While we examine the record in its light most favorable to the nonmoving party, Foster v. Group Health, Inc., 444 Mass. 668, 672 (2005), “(cjonclus-oxy statements, general denials, and factual allegations not based on personal knowledge [are] insufficient to avoid summary judgment” (citations omitted). Cullen Enters., Inc. v. Massachusetts Prop. Ins. Underwriting Ass’n, 399 Mass. 886, 890 (1987). “If the opposing party fails properly to present specific facts establishing a genuine, triable issue, summary judgment should be granted.” Id.

O’Rourke v. Hunter, 446 Mass. 814, 821-22 (2006).

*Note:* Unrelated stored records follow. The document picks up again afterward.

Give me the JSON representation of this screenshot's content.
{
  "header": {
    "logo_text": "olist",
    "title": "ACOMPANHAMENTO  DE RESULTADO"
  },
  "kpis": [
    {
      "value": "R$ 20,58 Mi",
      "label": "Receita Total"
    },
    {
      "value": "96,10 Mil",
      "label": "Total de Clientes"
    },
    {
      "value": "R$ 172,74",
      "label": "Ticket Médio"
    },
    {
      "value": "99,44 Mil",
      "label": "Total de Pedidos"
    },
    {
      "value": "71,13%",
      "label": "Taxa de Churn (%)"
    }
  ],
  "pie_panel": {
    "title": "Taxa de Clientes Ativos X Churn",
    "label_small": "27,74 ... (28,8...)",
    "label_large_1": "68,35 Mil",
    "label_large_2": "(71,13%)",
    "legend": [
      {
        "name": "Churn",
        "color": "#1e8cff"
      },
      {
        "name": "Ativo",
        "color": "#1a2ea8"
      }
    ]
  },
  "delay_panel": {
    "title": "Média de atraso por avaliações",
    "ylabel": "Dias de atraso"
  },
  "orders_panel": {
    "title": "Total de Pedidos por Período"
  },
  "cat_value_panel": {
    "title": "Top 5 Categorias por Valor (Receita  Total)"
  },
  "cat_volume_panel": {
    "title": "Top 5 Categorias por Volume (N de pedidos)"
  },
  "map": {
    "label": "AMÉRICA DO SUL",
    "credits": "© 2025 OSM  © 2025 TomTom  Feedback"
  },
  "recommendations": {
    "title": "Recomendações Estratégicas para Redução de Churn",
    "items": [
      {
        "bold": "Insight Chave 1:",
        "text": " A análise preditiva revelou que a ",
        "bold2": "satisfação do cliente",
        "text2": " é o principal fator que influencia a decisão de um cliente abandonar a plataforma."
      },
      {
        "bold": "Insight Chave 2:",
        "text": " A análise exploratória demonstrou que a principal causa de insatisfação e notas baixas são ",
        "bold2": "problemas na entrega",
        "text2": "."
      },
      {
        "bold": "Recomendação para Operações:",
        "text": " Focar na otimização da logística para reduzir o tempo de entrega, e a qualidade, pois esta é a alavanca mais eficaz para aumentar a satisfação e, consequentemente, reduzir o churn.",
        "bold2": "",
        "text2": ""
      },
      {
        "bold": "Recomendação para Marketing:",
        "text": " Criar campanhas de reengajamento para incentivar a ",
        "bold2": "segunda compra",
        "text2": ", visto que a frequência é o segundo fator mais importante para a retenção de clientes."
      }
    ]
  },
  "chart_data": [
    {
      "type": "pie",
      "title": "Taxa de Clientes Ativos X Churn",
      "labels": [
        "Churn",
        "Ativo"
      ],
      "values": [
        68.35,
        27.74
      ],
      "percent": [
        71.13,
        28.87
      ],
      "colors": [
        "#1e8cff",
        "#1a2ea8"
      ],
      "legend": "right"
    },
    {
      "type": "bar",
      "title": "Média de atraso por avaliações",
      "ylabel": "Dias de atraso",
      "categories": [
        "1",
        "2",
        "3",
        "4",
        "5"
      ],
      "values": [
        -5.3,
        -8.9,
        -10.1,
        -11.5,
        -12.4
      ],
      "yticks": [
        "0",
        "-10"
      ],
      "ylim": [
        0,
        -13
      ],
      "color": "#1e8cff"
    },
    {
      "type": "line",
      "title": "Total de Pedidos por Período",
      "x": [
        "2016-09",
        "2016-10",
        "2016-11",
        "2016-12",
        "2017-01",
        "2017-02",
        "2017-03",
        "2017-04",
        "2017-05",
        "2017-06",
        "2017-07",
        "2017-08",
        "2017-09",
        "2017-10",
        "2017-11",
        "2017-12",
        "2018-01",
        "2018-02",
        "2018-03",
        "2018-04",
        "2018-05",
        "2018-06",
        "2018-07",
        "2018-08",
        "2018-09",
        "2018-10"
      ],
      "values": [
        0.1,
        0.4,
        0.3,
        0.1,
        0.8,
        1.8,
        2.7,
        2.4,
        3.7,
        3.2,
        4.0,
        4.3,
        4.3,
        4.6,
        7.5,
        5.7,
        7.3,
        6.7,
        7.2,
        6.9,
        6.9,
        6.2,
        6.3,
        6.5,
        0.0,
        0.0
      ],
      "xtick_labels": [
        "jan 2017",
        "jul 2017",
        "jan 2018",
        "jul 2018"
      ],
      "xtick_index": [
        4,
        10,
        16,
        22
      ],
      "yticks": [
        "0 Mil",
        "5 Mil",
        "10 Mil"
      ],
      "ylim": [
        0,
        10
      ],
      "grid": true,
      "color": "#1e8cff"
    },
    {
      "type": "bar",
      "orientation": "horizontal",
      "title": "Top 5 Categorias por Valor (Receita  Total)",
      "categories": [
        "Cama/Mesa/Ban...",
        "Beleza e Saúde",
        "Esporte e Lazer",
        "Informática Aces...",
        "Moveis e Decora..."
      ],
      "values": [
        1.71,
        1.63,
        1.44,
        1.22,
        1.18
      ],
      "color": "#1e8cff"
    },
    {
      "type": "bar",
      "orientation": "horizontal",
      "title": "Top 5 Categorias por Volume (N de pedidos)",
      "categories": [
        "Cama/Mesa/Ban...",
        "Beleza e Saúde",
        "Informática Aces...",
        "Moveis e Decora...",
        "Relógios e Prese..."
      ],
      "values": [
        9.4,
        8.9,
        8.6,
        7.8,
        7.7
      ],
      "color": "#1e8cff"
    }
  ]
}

A. Based on Massachusetts’ Liberal Policy Governing Amendments, Go-Best’s Claims Relate Back to Its Original Complaint

The Court begins with the issue of whether Go-Best’s aiding and abetting claims, not introduced until the 2006 amendment to the complaint, can survive a statute of limitations attack. Because aiding and abetting is not commonly viewed as an independent tort, the statute of limitations for aiding and abetting is the same as that of the underlying offense. See Phillips v. United States, 1996 U.S. Dist. Lexis 5729, *4 (D.Mass. 1996). Causes of action for breach of fiduciary duty, fraud, and conversion are subject to the three-year statute of limitations for torts in Massachusetts. G.L.c. [183]*183260, §2A. Go-Best introduced its aiding and abetting claims for the first time in its First Amended Complaint filed with this Court in 2006, well outside the scope of the three-year statute of limitations. Because the aiding and abetting claims relate back to Go-Best’s original complaint, however, they are not barred by the statute of limitations.

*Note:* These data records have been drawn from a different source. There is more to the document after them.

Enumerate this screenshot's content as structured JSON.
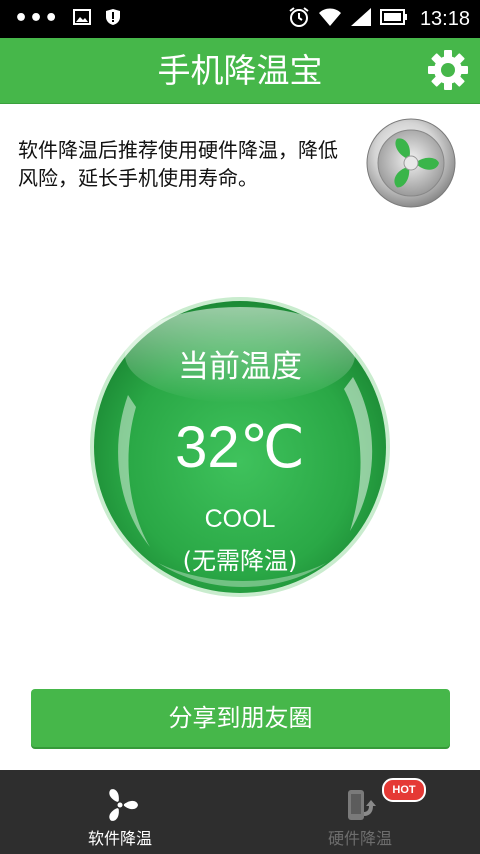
{
  "status_bar": {
    "time": "13:18",
    "icons": [
      "more-dots-icon",
      "image-icon",
      "shield-icon",
      "alarm-icon",
      "wifi-icon",
      "signal-icon",
      "battery-icon"
    ]
  },
  "header": {
    "title": "手机降温宝",
    "settings_icon": "gear-icon"
  },
  "tip": {
    "text": "软件降温后推荐使用硬件降温，降低风险，延长手机使用寿命。",
    "fan_icon": "fan-icon"
  },
  "temperature": {
    "label": "当前温度",
    "value": "32℃",
    "status": "COOL",
    "advice": "(无需降温)"
  },
  "share": {
    "label": "分享到朋友圈"
  },
  "bottom_nav": {
    "tabs": [
      {
        "label": "软件降温",
        "icon": "fan-icon",
        "active": true
      },
      {
        "label": "硬件降温",
        "icon": "phone-cooler-icon",
        "active": false,
        "badge": "HOT"
      }
    ]
  },
  "colors": {
    "brand_green": "#46b74a",
    "orb_green": "#2fae4a",
    "nav_bg": "#2e2e2e",
    "badge_red": "#e53935"
  }
}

Claims asserted in amended pleadings that arise from “the same conduct, transaction, or occurrence set forth or attempted to be set forth in the original pleading” relate back to the original pleading. Mass.R.Civ.P. 15(c); Weber v. Community Teamwork, Inc., 434 Mass. 761, 785 (2001). Here, Go-Best’s aiding and abetting claims arise from the same conduct as its original claims for negligence and vicarious liability. Go-Best originally argued that the Partners’ failure to monitor Goldings’s Citizens Bank account and their decision not to report his improper withdrawal from the firm’s IOLTA account was negligent. Now, Go-Best claims that that same conduct substantially assisted Goldings’s efforts to defraud Go-Best.

The Partners’ argument that the original negligence claims did not put them on notice regarding Go-Best’s present aiding and abetting claims has some force.